The new ranking shows that for the second year running, the world’s fastest supercomputer is TaihuLight, housed at the National Supercomputing Center in Wuxi, China.
It’s Capable of performing 93 quadrillion calculations per second, it’s almost three times faster than the second-place Tianhe-2.
In third spot this year is a newly upgraded device, called Piz Dain, at the Swiss National Supercomputing Centre, which recently had its performance boosted by the addition of Nvidia GPUs.
What is a super computer??
A supercomputer is a computer with a high level of computing performance compared to a general-purpose computer.
Performance of a supercomputer is measured in floating-point operations per second (FLOPS) instead of million instructions per second (MIPS).
what are they used for??
Supercomputers play an important role in the field of computational science, and are used for a wide range of computationally intensive tasks in various fields including
- quantum mechanics,
- weather forecasting,
- climate research,
- oil and gas exploration,
- molecular modeling (computing the structures and properties of chemical compounds, biological macromolecules, polymers, and crystals)
- physical simulations (such as simulations of the early moments of the universe, airplane and spacecraft aerodynamics, the detonation of nuclear weapons, and nuclear fusion).
Throughout their history, they have been essential in the field of cryptanalysis.
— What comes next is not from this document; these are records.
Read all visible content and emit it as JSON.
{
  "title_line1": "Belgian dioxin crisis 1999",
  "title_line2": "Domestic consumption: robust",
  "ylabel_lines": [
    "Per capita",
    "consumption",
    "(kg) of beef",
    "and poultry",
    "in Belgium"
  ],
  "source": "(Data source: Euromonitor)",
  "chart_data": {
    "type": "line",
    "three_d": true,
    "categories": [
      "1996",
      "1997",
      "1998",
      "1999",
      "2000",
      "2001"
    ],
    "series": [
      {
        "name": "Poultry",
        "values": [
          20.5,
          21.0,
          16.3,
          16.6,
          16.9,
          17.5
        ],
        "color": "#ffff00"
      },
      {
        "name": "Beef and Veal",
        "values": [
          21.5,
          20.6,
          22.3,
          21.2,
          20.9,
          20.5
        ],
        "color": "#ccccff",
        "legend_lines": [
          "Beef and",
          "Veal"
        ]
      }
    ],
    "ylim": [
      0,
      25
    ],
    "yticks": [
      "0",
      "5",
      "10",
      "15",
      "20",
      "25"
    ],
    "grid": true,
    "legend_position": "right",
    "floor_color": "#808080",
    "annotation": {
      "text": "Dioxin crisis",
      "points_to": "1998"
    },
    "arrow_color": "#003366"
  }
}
These computers process at petascale speeds, meaning their capabilities are measured in terms of one quadrillion (1,000,000,000,000,000) calculations per second.
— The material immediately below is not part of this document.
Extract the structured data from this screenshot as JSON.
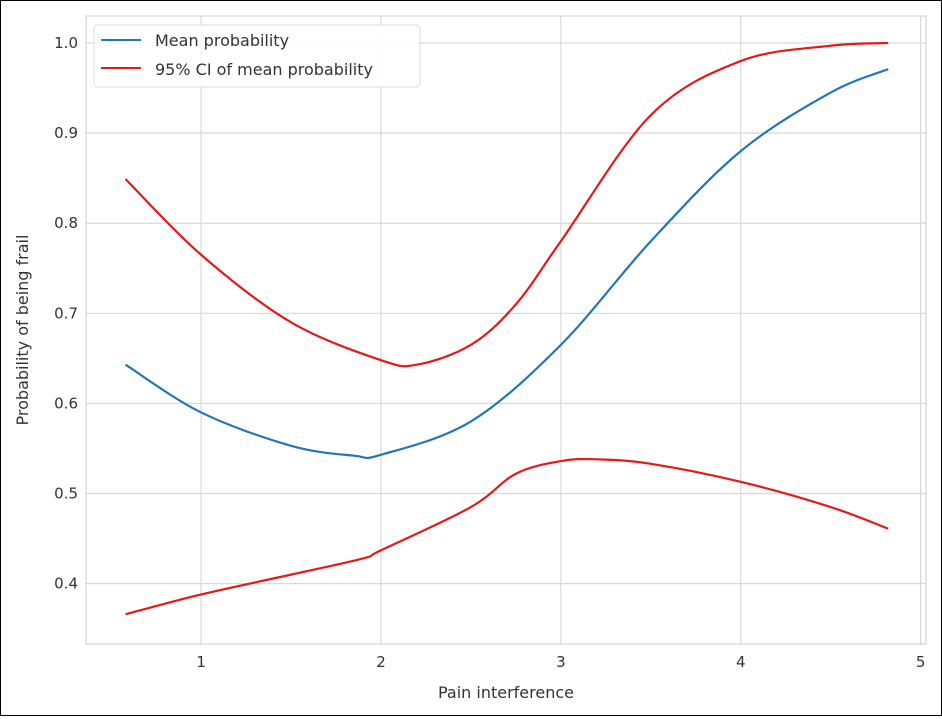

To put that in perspective, consumer laptops now operate at gigascale, which is one billion calculations per second.
An exascale computer is capable of processing a quintillion (1,000,000,000,000,000,000) calculations per second.
That’s about a trillion times more powerful than a consumer laptop.
The more powerful the computer, the more realistic the models are, which in turn provide scientists with more reliable predictions about the future and more concrete recommendations about what companies and governments need to do.
The U.S. government reckons it will have a system capable of performing one quintillion operations per second—that’s 1,000 quadrillion, and 10 times the capacity of TaihuLight—by 2021.
Japan also is building the world’s fastest supercomputer, which it hopes will make the country the new global hub for artificial intelligence research.
The supercomputer is expected to run at a speed of 130 petaflops, meaning it is able to perform a mind-boggling 130 quadrillion calculations per second (that’s 130 million billion).
Once complete (the target date is April 2018), the AI Bridging Cloud Infrastructure (ABCI) will be the most powerful supercomputer in the world, surpassing the current champion, China’s Sunway TaihuLight, currently operating at 93 petaflops.